The three graphs are consistent with each other. All show a right-skewed distribution of deaths.

### Boxplot with Outlier

The dataset, UScereal, has several variables. We will focus on the variable, sodium, and draw its boxplot.

boxplot(UScereal\$sodium,
main = "Sodium Content in One Cup of US Cereal",
ylab = "Sodium Content (in milligrams)")

The boxplot shows 3 outliers, one below the lower fence and two above the upper fence.

## 12.2 Ggplot2 Boxplot

# Load ggplot2
library(ggplot2)

Here are some of the basic commands used to draw a boxplot in ggplot2.

• ggplot(data = data_frame, aes (y = vector)) – initializes a ggplot object
• geom_boxplot( ) – geometric shape to make a boxplot
• scale_x_discrete( ) - leave the argument empty to remove extraneous numbers on the x-axis and to contract the boxplot otherwise the boxplot is very wide
• lab( ) - for labelling
• coord_flip( ) - draws a horizontal boxplot

### Boxplot with No Outlier

Remember that our dataset, ldeaths, is a vector. There is no need to put any arguments in the function ggplot( ).

ggplot() +
geom_boxplot(aes(y = ldeaths)) +
scale_x_discrete( ) +
labs(title = "Monthly Deaths from Lung Diseases in the UK",
y = "Number of Deaths")
## Don't know how to automatically pick scale for object of type ts. Defaulting to continuous.

Notice there is a message regarding the boxplot scale. Boxplots are usually drawn starting at y = 0. In this case, the boxplot does not start at y = 0. We see a jump in the scale. To fix the problem so the message does not appear, set the y-scale range using the argument ylim. For this particular dataset, we want the y-axis to go from 1000 to 4000.

ggplot() +
geom_boxplot(aes(y = ldeaths)) +
scale_x_discrete( ) +
ylim(c(1000, 4000)) +
labs(title = "Monthly Deaths from Lung Diseases in the UK",
y = "Number of Deaths")

Note that in ggplot2, the boxplot is drawn without whiskers by default. You can add whiskers but they do not look as nice as the whiskers in basic R. We will, therefore, not put any whiskers.

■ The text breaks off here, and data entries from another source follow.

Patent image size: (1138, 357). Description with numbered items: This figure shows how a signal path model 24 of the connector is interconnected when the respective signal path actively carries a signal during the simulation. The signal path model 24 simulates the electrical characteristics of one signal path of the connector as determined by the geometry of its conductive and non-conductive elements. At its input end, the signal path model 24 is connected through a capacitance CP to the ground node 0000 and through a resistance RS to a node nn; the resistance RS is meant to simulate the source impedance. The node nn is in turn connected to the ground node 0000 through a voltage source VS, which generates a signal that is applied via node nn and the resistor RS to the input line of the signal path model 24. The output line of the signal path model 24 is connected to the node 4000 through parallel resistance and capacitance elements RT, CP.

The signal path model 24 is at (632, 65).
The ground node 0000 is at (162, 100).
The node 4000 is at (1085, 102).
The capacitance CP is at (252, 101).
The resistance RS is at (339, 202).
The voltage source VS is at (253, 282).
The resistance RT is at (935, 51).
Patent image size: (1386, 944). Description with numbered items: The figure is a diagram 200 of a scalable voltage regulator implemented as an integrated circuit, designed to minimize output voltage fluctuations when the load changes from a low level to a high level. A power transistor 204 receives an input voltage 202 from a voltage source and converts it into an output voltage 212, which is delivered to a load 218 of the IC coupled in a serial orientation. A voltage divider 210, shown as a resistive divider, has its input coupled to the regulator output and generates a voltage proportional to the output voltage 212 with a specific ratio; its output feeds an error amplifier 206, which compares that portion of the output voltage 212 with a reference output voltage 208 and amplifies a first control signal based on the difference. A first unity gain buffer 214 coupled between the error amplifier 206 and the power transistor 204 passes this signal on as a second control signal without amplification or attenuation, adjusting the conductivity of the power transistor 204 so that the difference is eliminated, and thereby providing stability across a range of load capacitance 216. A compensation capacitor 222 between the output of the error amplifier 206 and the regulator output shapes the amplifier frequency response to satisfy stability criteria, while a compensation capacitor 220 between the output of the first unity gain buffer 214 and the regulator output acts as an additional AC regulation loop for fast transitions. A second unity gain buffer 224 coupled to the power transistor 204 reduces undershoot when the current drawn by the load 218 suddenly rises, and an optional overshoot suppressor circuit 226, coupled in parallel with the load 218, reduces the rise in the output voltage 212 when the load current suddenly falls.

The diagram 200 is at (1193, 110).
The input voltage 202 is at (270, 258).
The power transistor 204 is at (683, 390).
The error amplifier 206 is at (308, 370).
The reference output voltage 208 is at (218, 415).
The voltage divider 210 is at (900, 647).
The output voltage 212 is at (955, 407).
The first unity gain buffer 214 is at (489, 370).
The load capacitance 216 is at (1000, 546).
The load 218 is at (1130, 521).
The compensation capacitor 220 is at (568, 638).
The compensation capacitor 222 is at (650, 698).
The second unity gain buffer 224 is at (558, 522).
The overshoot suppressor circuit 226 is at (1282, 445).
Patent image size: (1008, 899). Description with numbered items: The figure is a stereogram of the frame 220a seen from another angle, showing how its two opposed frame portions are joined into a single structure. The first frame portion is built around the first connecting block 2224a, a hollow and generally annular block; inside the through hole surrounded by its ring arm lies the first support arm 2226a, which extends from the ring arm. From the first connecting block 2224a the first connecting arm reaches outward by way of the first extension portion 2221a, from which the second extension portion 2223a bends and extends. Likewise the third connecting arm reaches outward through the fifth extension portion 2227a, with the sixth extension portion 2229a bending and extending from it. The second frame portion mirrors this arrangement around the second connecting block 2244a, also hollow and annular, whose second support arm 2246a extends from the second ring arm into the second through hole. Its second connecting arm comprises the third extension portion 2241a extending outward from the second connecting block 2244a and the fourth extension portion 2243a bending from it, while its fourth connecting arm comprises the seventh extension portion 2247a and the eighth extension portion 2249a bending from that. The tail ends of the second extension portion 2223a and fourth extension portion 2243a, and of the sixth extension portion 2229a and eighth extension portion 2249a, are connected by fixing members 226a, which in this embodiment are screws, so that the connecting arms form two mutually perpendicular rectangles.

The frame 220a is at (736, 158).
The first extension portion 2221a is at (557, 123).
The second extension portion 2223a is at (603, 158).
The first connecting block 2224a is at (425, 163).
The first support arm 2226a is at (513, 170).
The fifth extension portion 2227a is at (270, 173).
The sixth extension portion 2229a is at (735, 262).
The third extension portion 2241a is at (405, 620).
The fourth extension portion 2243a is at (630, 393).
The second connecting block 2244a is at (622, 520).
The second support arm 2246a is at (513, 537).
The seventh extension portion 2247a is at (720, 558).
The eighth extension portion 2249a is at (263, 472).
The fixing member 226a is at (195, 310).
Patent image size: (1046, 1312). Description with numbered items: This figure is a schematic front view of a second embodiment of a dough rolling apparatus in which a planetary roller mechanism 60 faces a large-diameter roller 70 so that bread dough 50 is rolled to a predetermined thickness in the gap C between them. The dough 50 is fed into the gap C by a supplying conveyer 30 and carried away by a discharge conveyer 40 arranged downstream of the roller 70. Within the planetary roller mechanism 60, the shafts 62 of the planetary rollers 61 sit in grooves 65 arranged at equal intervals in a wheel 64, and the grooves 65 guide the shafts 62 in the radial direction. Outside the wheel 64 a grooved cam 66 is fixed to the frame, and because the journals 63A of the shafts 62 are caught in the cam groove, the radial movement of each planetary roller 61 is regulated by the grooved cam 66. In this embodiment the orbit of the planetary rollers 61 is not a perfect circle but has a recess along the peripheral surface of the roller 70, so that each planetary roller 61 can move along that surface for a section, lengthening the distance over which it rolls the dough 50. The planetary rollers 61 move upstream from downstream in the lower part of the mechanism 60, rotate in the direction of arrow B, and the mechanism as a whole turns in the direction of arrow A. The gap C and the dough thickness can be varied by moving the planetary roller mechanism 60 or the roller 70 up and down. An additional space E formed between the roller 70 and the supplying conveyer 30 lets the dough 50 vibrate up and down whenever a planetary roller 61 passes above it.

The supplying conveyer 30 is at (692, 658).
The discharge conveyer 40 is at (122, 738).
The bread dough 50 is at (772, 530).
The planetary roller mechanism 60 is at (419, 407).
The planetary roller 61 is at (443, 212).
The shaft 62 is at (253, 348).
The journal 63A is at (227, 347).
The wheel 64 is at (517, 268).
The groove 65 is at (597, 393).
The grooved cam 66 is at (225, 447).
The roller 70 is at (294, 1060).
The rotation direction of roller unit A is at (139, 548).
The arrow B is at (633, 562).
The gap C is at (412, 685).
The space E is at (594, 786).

To draw a horizontal boxplot, add the command coord_flip( ).

ggplot() +
geom_boxplot(aes(y = ldeaths)) +
scale_x_discrete( ) +
ylim(c(1000, 4000)) +
labs(title = "Monthly Deaths from Lung Diseases in the UK",
y = "Number of Deaths") +
coord_flip()

### Boxplot with Outlier

Our dataset, UScereal, is a data frame and not a vector. Therefore, we need to specify the data frame and aesthetic mappings in the ggplot( ) function.

ggplot(data = UScereal, aes(y = sodium)) +
geom_boxplot() +
scale_x_discrete() +
labs(title = "Sodium Content in One Cup of US Cereal",
y = "Sodium Content (in milligrams)")

The boxplot is consistent with that drawn in basic R. Both boxplots show three outliers.